To our relief, the three adults, who had elected to stroll by the river instead of subjecting themselves to uphill torture, awaited in the town park; unfortunately, our targets did not. Captain searched for them, but to no avail, while Matthew and James, oblivious to the danger that lay ahead, attempted to push the park swings to their natural limits of construction. After our promised fish and chips – where I discovered the wonders of peas and curry as a protein-carb supermeal – we glumly took the bus back to Glasshouses, resigning ourselves to our fate.

Turns out our God had a plan.

Barely minutes after reentry into The Mill, Craig steps into the building, sans the rest of the crew, who were making their way to Pateley via our ORIGINAL route. Turns out they’d successfully stopped at the Hidden Lake on the way for long enough to evade capture.

The Mill (adjacent to the campsite) in more productive days

In the process, devouring every sandwich in clear sight. On the bright side, I stayed behind and figured out how to play cricket, which worked – up to a point, when I realised I was learning cricket in a blind-leading-the-deaf scenario. Almost as if on cue, Captain hollers, “There’s a cricket match playing in the local field!” and all physical activity ceases, as everyone dashed to the field.

Where I finally learnt how to play the Glorious Game in White, and committed the arcane scoring system to procedural memory.

Dinner – Baked Potatoes 

May
25

Nicholas nicholas86@gmail.com reports

The moment the exams ended, you know you had a problem. With barely 3 hours’ shut-eye in between, punctuated by a good pizza buffet, we (me and Gan) showed up at Byker Community Centre, disheveled, to say the least. With 2 mini  backpacks between us, we were dwarfed by our boys, who saw it fit to take along 6 changes of clothing, a years’ supply of DVDs and a pool cue (among others). Obviously, they knew the drill.

Little did they know the weather was one potent drillmaster. With a mind of its own, mind you.

Departure from Byker at 6.15 was uneventful; after a stopover in Scotch Corner, characterised only by its utter lack of reasonable pricing, we pulled off the A1 at 8-ish, near Ripon, and immediately let the Yorkshire Dales begin weaving its magic.

Ripon Cathedral – sited in reputedly the nation’s smallest city

A fair sampling of Dales scenery

A 10-mile journey from Ripon to Pateley Bridge, the nearest town; and we never wanted to leave the van. Shutterbugs were furiously at work; the poet within each of us was furiously jolted out of inaction.

The turnoff to Glasshouses, our campsite, began a precipitous descent, studded with quaint English country houses almost torn heartwrenchingly out of a Jane Austen novel. Each house had an immaculately kept garden and flawlessly cobbled stone footpaths – easily every pensioners’ wet dream.
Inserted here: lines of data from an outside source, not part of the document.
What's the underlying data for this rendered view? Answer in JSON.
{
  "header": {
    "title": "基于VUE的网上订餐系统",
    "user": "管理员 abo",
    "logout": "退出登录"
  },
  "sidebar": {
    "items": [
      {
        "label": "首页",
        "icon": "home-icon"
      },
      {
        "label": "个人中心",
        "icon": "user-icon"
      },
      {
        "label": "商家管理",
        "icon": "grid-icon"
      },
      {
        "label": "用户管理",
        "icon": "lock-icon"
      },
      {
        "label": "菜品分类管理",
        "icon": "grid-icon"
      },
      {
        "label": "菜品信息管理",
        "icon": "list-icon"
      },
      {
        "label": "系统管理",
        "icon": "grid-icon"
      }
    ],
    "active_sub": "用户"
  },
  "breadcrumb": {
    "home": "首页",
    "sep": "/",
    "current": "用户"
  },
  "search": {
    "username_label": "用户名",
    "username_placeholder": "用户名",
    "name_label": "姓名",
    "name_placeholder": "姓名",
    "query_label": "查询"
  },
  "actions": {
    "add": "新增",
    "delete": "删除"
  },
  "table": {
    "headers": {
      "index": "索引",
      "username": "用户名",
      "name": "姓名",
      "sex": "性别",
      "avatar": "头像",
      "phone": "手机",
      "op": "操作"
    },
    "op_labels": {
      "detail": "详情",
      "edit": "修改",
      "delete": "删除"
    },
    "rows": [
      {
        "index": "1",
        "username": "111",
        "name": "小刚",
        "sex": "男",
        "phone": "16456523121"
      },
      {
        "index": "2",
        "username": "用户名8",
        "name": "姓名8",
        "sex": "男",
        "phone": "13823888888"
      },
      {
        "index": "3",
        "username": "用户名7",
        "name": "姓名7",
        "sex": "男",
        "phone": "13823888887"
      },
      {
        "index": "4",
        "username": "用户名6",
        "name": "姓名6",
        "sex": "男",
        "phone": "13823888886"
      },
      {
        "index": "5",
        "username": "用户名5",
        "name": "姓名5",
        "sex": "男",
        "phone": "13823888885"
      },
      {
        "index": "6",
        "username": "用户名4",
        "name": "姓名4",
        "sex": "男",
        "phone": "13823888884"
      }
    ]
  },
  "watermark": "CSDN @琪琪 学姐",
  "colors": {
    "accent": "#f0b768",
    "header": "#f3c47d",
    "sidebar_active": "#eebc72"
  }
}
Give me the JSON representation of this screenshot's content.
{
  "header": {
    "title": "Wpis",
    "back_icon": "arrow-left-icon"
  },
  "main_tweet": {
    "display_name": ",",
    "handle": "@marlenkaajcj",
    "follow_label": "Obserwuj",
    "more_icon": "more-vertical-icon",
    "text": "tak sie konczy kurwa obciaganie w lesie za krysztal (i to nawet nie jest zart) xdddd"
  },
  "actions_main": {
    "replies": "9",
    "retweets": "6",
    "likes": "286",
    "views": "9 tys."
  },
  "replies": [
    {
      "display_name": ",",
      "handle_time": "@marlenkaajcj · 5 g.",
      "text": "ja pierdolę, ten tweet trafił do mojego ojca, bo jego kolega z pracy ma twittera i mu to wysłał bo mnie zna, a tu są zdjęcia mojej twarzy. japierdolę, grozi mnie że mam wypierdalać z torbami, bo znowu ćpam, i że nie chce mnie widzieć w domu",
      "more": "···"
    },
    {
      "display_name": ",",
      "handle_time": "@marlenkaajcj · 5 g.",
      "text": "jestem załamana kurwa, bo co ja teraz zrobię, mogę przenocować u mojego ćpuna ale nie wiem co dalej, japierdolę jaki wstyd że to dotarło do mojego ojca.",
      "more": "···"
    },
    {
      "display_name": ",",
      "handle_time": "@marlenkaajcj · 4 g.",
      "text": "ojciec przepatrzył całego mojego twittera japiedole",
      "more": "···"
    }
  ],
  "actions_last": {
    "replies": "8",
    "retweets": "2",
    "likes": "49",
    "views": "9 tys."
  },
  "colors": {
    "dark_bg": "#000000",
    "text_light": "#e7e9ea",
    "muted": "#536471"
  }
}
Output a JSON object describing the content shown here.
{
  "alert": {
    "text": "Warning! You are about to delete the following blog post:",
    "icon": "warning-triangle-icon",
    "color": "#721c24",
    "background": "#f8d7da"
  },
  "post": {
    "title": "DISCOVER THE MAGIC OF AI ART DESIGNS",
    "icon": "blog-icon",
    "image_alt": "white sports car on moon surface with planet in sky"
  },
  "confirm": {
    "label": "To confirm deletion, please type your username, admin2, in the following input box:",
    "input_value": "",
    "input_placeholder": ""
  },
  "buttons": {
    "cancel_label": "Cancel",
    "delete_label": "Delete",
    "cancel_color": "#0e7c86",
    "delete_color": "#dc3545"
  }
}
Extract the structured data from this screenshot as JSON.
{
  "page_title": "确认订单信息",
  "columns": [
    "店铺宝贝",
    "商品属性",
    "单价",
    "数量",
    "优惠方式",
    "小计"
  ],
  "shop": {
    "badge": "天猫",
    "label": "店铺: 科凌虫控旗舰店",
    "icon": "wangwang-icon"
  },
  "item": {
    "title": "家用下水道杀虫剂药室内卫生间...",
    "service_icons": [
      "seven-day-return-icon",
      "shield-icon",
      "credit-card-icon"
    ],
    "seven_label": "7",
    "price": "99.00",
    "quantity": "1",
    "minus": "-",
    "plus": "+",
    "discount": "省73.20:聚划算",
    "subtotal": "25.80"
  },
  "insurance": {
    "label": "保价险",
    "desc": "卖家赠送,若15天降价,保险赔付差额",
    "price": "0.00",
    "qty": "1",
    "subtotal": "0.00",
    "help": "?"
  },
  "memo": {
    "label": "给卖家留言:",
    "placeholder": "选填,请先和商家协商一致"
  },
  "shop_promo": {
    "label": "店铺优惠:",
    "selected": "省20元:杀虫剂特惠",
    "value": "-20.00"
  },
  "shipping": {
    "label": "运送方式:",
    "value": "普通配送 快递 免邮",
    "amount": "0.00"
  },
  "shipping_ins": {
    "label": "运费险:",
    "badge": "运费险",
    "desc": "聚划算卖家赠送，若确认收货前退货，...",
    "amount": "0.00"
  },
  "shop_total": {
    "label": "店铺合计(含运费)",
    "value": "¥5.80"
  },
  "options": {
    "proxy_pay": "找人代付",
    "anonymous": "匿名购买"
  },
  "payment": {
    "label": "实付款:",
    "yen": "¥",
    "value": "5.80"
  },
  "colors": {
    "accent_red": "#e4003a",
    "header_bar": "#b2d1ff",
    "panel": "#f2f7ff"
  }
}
Passing a BnB, one of the more acerbic lads observed that “this was a B last year; the Breakfast only came in this year”.  The whole camp would feature various similar compare and contrasts; the boys come here twice a year, and are adept at spotting discrepancies.

The first was soon evident – the temperature had, unfortunately, decided to be British, and sink below 15 degrees. (Celsius. In Fahrenheit, that would be…cryogenic.) The older boys immediately got the campfire lit, assisted by the inveterate John, the van driver, and so, so much more.

Gan and I were set to work (which was exactly how we had been written into the Script) immediately, readying supper for the boys – a rabidly delicious meal of cookies baked by the Captain’s wife, Mrs Hawkins. After camp setup, the Juniors congregated at the pool table, which many of them belatedly realised they were unable to play; the seniors found refuge around the fire, which, I daresay, lasted until the wee hours of the morning, around which distinctly male ribaldry was witnessed.

Not palatable for the average delicate feminine ear, mind you.